In severely prolonged infections, or when medication has not cured the infection, surgery may be necessary to remove part of an abscessed lobe in damaged lungs. Chest X-rays can help determine the duration of and response to treatment, and reveal any permanent changes in the lungs that may have resulted from the treatment.
Living and Management
Even if your cat's health improves soon after starting medications, you will need to continue with the full course of antifungal medication to be positive that the infection will not recur. Limiting your cat's physical activities will also help in the recovery by avoiding excess strain on the lungs. Cage rest, or limiting your cat to an enclosed environment will encourage your cat to rest as much as possible. A high-quality diet to stimulate your cat's appetite is also encouraged during this time.
The disease is mainly spread through soil, but also has the possibility of being spread from animals to people through bite wounds. It should also be considered that you may have been exposed to the blastomyces organism at the same time as your pet. You will need to inform your own physician if you have breathing problems or skin lesions; both are possible indicators of blastomycosis.
This condition often is acquired in environments where decaying wood is found: farms, forests, wooded areas, camps, hunting areas. Decay of other organic material is also conducive to its growth in soil, especially when the soil is not exposed to sunlight and remains damp all the time.

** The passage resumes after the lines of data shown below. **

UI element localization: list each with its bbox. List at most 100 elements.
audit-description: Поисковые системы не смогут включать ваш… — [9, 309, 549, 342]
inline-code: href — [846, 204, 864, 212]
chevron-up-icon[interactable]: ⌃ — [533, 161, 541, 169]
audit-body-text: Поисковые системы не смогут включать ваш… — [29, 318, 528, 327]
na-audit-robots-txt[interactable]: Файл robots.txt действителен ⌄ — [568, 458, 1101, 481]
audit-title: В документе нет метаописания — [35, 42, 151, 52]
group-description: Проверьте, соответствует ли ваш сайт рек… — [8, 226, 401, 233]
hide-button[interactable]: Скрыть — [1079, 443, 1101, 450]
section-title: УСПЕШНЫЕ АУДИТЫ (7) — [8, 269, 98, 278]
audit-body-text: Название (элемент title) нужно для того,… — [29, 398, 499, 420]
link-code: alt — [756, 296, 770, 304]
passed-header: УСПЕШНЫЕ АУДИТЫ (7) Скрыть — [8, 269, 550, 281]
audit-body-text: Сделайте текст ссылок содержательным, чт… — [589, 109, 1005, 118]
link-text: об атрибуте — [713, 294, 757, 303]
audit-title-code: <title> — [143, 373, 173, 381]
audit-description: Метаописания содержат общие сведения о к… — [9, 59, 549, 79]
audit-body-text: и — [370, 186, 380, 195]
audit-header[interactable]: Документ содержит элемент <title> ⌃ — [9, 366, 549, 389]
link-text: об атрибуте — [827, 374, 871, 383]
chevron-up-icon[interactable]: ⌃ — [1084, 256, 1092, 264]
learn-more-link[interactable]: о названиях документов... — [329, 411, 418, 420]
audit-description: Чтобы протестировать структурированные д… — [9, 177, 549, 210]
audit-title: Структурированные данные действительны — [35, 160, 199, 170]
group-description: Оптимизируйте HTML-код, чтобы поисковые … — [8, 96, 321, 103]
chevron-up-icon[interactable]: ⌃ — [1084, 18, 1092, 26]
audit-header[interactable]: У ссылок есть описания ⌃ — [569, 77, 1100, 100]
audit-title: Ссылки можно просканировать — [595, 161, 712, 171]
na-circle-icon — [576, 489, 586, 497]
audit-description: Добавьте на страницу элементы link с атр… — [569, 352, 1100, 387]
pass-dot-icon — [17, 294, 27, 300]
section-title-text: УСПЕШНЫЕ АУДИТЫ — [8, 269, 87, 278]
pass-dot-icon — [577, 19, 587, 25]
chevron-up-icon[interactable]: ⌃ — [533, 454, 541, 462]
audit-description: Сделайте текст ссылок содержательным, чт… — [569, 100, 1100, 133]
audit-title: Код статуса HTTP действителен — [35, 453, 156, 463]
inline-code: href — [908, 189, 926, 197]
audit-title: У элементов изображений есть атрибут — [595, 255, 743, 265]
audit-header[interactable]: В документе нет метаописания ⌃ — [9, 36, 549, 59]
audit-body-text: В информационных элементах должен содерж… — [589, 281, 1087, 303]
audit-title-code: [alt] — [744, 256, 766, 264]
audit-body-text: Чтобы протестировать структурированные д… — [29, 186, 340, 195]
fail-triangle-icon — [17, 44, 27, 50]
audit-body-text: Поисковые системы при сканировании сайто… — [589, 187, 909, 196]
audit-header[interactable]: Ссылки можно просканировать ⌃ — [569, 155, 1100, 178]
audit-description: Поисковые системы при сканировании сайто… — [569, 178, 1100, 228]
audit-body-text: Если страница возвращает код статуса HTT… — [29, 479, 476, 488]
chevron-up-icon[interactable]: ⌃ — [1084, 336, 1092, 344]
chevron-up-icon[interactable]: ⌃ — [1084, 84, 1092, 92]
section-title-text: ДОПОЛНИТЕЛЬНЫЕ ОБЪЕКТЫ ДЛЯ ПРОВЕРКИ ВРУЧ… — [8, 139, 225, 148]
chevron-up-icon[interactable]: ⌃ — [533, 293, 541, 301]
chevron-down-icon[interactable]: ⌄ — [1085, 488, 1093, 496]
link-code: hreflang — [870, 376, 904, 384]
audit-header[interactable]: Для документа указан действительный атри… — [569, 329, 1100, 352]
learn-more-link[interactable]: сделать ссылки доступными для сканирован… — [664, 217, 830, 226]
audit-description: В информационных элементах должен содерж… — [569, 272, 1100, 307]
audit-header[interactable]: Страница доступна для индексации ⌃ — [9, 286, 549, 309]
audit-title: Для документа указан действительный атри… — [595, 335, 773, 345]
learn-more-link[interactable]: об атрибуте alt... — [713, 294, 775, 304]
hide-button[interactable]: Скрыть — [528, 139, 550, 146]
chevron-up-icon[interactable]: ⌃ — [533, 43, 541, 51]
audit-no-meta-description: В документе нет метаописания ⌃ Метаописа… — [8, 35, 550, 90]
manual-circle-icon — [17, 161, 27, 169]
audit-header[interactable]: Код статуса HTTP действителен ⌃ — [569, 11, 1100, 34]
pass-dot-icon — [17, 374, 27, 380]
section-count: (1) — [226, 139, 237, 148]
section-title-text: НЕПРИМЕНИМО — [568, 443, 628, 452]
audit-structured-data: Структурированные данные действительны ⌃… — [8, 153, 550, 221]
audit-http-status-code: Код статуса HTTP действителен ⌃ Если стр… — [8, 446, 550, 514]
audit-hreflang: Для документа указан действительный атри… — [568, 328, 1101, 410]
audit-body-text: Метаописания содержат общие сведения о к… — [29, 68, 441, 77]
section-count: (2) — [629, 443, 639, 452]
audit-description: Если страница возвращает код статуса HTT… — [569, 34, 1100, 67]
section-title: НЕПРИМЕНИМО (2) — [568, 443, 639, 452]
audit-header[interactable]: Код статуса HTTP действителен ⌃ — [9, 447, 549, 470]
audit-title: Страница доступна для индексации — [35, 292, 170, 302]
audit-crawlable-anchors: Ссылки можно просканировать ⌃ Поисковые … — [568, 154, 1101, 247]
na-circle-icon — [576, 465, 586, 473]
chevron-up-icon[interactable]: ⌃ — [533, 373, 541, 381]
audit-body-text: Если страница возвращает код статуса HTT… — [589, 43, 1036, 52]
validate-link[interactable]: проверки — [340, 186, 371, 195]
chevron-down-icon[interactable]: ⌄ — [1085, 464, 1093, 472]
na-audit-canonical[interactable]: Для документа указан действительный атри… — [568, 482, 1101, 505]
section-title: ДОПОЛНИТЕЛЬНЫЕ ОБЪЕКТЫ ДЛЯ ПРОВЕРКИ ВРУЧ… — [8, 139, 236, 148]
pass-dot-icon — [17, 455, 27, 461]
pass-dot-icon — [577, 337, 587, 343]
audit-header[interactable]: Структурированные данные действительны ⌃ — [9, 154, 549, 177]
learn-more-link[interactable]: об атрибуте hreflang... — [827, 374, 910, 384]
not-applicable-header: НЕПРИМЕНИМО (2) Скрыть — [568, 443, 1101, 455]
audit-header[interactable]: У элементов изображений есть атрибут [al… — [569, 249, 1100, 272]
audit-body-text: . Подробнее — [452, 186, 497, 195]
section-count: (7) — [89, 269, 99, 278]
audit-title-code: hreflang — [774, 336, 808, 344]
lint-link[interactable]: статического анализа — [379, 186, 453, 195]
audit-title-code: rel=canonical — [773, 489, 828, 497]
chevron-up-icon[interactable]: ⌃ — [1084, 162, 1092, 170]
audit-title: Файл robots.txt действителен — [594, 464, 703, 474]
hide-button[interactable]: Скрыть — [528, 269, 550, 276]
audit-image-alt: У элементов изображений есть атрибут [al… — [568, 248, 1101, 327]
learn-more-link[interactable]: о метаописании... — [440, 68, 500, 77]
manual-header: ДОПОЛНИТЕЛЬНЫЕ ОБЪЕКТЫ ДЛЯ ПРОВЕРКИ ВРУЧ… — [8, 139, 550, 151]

Conversely, the spores may be more likely to go airborne during dry weather, when the contaminated dust is lighter. It is not easy to predict exactly where the blastomyces organism may be growing, and is thus difficult to avoid entirely.
The only useful recommendation that can be given is to avoid lakes and streams where risk of exposure is greatest. This is, admittedly, an impractical suggestion for most. If you do live or spend time in these types of geographic areas, you may practicably be able to avoid the dense, dark areas where the fungus would thrive, reducing your pet's risk of exposure. As well, if your cat's immune system is already compromised, you will not want to include it in trips to high risk areas.
This condition is only rarely transmittable from animal to animal, or from animal to human. In the event that transmission does occur, it is when the animal has an open and draining wound, and it comes into contact with an open wound on the human, or the discharge from the animal's wound gets into the human's eye. Taking care to avoid these circumstances when caring for your pet will be sufficient prevention.